È noto che i processi migratori influenzano non solo la psiche e la personalità dei migranti, ma anche la loro lingua. Immersi in mondi nuovi in cui pochi, se non nessuno pronuncia le loro parole, i migranti, soprattutto coloro che sono divenuti “immigrati”, si trovano alle prese con una situazione drammatica e alienante che mina fin dalle fondamenta la possibilità stessa di comunicare, nonché buona parte di quel senso del quotidiano che la lingua conferisce e che è essenziale per vivere nel mondo. Come reagiscono gli immigrati al continuo avvilimento della propria lingua? Che cosa oppongono alla sottrazione di quello che è il principale canale di espressione della propria esistenza? La storia ci dice che la lingua degli immigrati regge all’urto della nuova società/cultura, ibridandosi, inventando neologismi, spargendo equivoci lessicali e fonetici di cui fa norma, cercando di non soccombere, con quest’opera trasformistica, all’alta marea della tirannica lingua di accoglienza, che si rivela un anfitrione spesso arcigno e intollerante. I compromessi che ne seguono – che i non migranti recepiscono, per lo più, come errori, strafalcioni, eterodossie inammissibili – sono interpretati di solito in chiave umoristica, come indizi di ignoranza e miseria. È più appropriato, invece, interpretarli come forme di accomodamento e resistenza: modi di far fronte ai nuovi lessici e alle nuove norme linguistiche e, contemporaneamente, di opporvi resistenza tramite la conservazione, spesso camuffata, di parole e sintassi della lingua di provenienza.

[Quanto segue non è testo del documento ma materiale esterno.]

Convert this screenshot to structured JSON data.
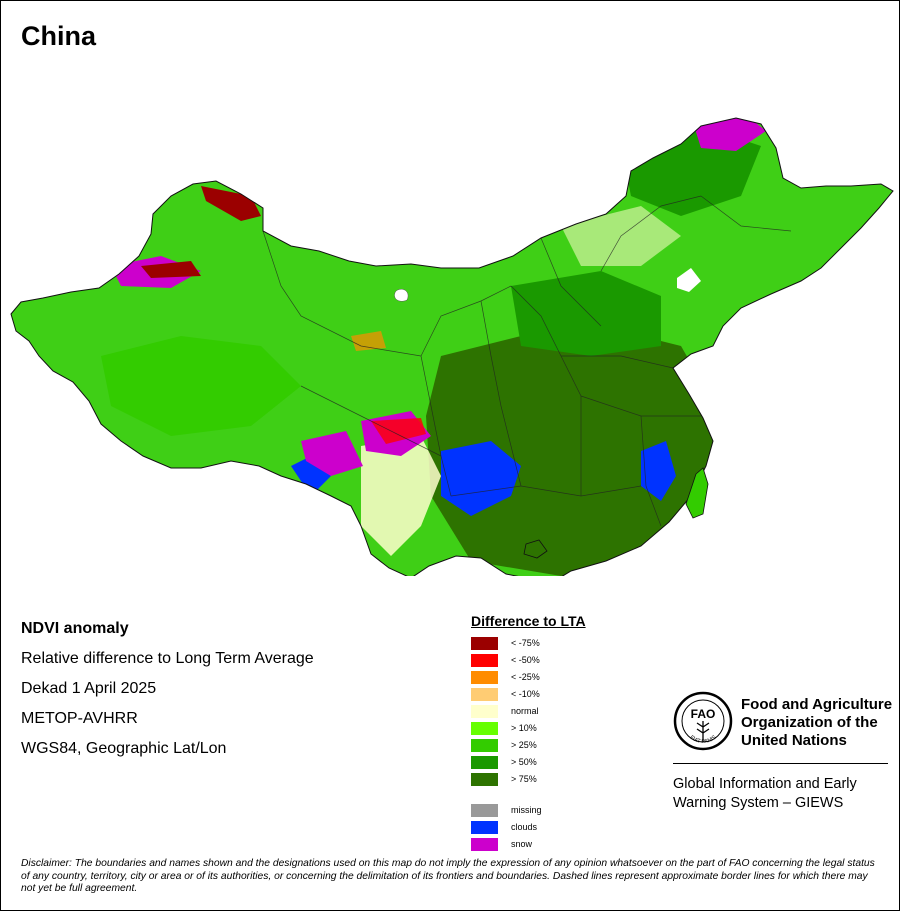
{
  "map": {
    "title": "China",
    "land_color": "#3fcf16",
    "water_color": "#ffffff"
  },
  "info": {
    "line1": "NDVI anomaly",
    "line2": "Relative difference to Long Term Average",
    "line3": "Dekad 1 April 2025",
    "line4": "METOP-AVHRR",
    "line5": "WGS84, Geographic Lat/Lon"
  },
  "legend": {
    "title": "Difference to LTA",
    "classes": [
      {
        "label": "< -75%",
        "color": "#9b0000"
      },
      {
        "label": "< -50%",
        "color": "#ff0000"
      },
      {
        "label": "< -25%",
        "color": "#ff8c00"
      },
      {
        "label": "< -10%",
        "color": "#ffcc73"
      },
      {
        "label": "normal",
        "color": "#ffffcc"
      },
      {
        "label": "> 10%",
        "color": "#66ff00"
      },
      {
        "label": "> 25%",
        "color": "#33cc00"
      },
      {
        "label": "> 50%",
        "color": "#1a9900"
      },
      {
        "label": "> 75%",
        "color": "#2d7300"
      }
    ],
    "extra": [
      {
        "label": "missing",
        "color": "#999999"
      },
      {
        "label": "clouds",
        "color": "#0033ff"
      },
      {
        "label": "snow",
        "color": "#cc00cc"
      }
    ]
  },
  "organization": {
    "logo_text": "FAO",
    "logo_motto": "FIAT PANIS",
    "name_line1": "Food and Agriculture",
    "name_line2": "Organization of the",
    "name_line3": "United Nations",
    "system_line1": "Global Information and Early",
    "system_line2": "Warning System – GIEWS"
  },
  "disclaimer": "Disclaimer: The boundaries and names shown and the designations used on this map do not imply the expression of any opinion whatsoever on the part of FAO concerning the legal status of any country, territory, city or area or of its authorities, or concerning the delimitation of its frontiers and boundaries. Dashed lines represent approximate border lines for which there may not yet be full agreement."
}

È quello che accadde in occasione delle migrazioni di massa degli italiani negli Stati Uniti che generarono un vero e proprio folclore linguistico, foriero di situazioni tragicomiche, ancora oggi ricordate dagli storici e dai figli dei figli degli immigrati di inizio Novecento. Un esempio, fornito dagli storici Jerre Mangione e Ben Morreale, è quello del termine ezzolle.
Un immigrato mandò alla moglie in Italia un vaglia postale di 100 lire, con una nota che diceva “Ezzolle”, intendendo così farle sapere che, per il momento “That’s all” (ezzolle), era tutto quello che poteva mandarle. All’ufficio postale l’impiegato incassò il vaglia e le diede 100 lire, ma lei rifiutò di andarsene fino a quando non le aveva dato anche l’ezzolle di cui il marito parlava nella nota. L’impiegato scrollò le spalle e insistette: “Non so niente dell’ezzolle”, ma la moglie, ormai sospettosa, lo rimproverò perché non voleva darle ciò che era suo e chiese ancora una volta l’ezzolle. L’impiegato esasperato le disse: “Va bene, vi darò l’ezzolle. Venite nel mio ufficio e avrete il vostro ezzolle. Se è quello che volete lo avrete”. In ufficio fece all’amore con lei e poi le disse che quello era l’ezzolle che aveva chiesto. Dopo nove mesi la moglie ebbe un bambino; era adirata: ne aveva già nove e non aveva bisogno di averne altri, perciò fece scrivere al marito in America dal compare: “Caro marito, mandami altre 100 lire, ma non mandarmi più l’ezzolle” (Mangione, J., Morreale. B., 1996, La storia. Cinque secoli di esperienza italo-americana, SEI, Torino, p. 233).
In questo, come in tanti altri casi simili, la reazione immediata è quella della barzelletta, della comicità ai danni dell’ignoranza, della battuta faceta. Dietro la facezia, però, si nascondono ansia, alienazione, “crisi della presenza” (per dirla con De Martino) e incomprensioni comunicative generatrici di situazioni schizogene, stati di confusione, vere e proprie patologie mentali. Oggi reagiamo con leggerezza a queste narrazioni dei tempi delle nostre migrazioni. Esse, però, riflettono condizioni di vita infelici, tremende, impossibili che abbiamo dimenticato, avvolgendole in una nuvola di umorismo, ma che caratterizzano tuttora tanti migranti che, nella contemporaneità, giungono sulle sponde del nostro paese.